Quali fattori possono essere determinanti per gli alpinisti nel raggiungere la più alta vetta dell’Europa occidentale di 4807 metri? Un gruppo di ricercatori scozzesi (G.Tsianos e colleghi) ha pubblicato sul numero di gennaio 2006 dello “European Journal of Applied Physiology” i risultati di una ricerca condotta nell’agosto 2002 al rifugio Gouter su 285 alpinisti (49 femmine e 236 maschi) in procinto di scalare il Monte Bianco. Gli alpinisti dovevano essere sottoposti a un controllo anche il giorno successivo, al loro ritorno dall’ascensione. Ben il 24% dei soggetti però non si ripresentò al controllo e non riferì (per lettera o posta elettronica) il risultato dell’ascensione. Dei soggetti che completarono gli esami solo il 6% non riuscì a terminare l’ascensione, ma la bassa percentuale di insuccessi potrebbe essere stata influenzata dall’alta percentuale di dati mancanti. Nessuno di coloro che non raggiunse la vetta aveva effettuato escursioni a quote superiori ai 3000 metri nelle due settimane precedenti. Coloro che erano stati sopra i 4000 metri nelle due settimane precedenti arrivarono tutti in cima e più velocemente degli altri, ebbero meno sintomi di mal di montagna e presentarono una più alta saturazione di ossigeno.

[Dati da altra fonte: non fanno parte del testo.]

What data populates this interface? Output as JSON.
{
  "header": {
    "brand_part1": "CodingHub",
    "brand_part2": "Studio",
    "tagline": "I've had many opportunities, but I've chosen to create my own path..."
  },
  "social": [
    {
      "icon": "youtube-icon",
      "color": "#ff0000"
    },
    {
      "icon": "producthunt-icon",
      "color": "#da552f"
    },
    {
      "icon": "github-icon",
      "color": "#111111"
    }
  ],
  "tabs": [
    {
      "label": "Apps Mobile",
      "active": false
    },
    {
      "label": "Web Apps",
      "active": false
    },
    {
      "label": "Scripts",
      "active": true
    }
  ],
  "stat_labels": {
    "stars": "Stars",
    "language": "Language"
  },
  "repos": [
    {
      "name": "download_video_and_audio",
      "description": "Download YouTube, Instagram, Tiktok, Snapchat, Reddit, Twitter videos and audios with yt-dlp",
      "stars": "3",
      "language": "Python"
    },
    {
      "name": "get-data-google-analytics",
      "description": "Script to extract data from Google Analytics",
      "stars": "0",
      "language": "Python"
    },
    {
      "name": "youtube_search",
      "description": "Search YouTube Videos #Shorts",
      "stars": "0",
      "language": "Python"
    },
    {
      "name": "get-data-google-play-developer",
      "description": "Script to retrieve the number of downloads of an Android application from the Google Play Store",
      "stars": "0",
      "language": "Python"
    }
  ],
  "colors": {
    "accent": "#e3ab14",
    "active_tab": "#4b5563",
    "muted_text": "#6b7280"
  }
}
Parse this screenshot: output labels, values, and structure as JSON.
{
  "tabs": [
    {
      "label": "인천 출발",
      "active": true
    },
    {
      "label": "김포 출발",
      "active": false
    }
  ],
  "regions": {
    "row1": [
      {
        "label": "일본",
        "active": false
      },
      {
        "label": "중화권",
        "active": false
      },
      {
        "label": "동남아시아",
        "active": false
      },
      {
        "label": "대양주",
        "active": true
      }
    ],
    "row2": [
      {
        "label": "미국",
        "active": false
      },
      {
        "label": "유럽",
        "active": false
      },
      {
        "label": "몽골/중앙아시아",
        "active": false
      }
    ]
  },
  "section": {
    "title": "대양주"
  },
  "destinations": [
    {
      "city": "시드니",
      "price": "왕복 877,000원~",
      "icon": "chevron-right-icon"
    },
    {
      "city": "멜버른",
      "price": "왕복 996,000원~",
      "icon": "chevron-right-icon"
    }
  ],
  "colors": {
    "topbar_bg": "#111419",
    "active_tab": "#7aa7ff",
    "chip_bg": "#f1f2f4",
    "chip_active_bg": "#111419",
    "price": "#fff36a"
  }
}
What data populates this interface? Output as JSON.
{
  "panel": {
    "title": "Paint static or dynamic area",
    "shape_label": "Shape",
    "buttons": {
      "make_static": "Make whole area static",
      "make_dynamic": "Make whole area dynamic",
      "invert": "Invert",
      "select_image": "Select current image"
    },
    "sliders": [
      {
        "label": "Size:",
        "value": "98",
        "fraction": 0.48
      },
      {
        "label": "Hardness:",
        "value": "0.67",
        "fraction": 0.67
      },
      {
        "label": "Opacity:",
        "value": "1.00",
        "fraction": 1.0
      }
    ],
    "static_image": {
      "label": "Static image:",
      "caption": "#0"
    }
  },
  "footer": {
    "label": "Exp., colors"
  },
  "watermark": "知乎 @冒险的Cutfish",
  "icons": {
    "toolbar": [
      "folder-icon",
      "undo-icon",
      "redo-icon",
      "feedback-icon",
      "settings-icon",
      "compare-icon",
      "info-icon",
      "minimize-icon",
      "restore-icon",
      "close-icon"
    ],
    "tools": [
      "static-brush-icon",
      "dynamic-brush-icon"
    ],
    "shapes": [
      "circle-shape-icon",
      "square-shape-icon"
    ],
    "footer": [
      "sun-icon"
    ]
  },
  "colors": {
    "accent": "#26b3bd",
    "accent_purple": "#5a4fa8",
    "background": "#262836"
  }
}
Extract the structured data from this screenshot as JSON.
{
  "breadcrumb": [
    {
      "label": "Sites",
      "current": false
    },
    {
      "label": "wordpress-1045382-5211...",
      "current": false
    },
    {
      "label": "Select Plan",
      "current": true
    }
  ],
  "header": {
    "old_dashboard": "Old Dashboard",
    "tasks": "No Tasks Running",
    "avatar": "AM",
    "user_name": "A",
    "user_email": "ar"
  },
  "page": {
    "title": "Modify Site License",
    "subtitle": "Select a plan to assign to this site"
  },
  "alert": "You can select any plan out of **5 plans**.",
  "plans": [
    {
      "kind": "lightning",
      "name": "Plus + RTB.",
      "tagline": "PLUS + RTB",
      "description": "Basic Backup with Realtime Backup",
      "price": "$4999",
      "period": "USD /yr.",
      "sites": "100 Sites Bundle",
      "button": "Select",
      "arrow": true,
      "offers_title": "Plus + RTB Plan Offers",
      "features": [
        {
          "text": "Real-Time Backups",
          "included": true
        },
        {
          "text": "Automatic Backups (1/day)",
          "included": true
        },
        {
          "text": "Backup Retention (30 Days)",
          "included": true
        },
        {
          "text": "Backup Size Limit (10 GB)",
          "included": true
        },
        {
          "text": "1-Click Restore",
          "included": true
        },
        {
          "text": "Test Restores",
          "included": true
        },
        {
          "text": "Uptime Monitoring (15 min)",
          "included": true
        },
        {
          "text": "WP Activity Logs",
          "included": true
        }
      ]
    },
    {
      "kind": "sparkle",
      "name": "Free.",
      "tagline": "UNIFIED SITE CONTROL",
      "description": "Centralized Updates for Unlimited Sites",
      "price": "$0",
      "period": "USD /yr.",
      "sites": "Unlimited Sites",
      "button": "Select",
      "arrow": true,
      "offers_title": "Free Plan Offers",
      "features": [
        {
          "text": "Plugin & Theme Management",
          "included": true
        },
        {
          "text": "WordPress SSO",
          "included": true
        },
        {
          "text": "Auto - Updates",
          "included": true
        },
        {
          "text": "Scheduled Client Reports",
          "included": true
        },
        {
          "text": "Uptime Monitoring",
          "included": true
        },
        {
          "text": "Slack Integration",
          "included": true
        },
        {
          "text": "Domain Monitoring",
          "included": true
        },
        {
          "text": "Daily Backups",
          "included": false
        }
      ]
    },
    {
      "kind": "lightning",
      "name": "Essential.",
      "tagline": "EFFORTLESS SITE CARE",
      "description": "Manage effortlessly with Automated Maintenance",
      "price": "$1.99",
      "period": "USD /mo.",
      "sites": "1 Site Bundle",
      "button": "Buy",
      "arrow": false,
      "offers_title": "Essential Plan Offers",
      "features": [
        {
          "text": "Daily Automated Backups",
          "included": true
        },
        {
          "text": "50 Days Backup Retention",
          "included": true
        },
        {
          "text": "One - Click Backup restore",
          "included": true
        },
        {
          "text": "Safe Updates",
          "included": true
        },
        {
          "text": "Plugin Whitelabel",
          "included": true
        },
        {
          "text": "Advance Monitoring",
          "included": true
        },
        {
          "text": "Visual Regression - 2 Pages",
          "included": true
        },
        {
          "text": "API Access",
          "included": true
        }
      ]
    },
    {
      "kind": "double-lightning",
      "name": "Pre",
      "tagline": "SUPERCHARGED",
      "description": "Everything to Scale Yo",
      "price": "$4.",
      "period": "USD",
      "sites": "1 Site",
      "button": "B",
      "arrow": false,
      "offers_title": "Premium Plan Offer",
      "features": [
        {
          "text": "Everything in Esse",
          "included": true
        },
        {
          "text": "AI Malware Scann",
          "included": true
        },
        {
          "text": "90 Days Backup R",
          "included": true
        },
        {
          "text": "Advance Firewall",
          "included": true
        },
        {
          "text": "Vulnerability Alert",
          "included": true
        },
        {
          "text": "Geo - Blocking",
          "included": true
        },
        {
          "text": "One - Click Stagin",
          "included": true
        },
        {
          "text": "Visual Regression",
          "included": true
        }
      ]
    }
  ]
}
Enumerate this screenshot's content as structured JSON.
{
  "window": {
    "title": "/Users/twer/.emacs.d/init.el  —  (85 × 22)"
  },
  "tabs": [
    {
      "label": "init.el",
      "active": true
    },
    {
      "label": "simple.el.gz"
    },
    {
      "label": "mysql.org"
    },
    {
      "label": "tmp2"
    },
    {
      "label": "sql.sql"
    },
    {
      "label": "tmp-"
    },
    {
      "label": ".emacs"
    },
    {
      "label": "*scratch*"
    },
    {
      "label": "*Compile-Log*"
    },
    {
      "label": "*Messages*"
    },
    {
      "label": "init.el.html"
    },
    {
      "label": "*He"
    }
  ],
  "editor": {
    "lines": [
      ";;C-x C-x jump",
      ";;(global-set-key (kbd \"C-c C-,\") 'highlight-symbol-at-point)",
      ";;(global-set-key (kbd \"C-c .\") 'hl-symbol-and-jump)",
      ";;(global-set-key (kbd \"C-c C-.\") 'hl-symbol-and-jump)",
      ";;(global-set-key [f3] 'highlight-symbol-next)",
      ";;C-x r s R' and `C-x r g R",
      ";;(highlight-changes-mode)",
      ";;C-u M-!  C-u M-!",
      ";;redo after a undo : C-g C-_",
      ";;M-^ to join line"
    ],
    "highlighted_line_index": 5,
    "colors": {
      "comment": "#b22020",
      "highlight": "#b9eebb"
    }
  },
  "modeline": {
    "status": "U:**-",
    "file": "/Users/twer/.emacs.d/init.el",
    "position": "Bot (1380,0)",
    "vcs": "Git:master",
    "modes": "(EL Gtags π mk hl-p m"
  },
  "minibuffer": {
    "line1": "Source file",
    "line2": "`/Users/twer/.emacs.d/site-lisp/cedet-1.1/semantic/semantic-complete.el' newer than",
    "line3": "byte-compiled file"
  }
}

Per scalare con successo il Monte Bianco è quindi indicato non solo allenarsi allo sforzo di resistenza, ma anche, come già avevano ipotizzato altri studiosi allenarsi alla quota. Effettuare la salita di un altro o altri quattromila meno impegnativi (Gran Paradiso, Castore, Breithorn), una sorta di esposizione intermittente all’alta quota, è un vecchio e conosciuto espediente usato da molte guide alpine per garantire ai loro clienti il Monte Bianco.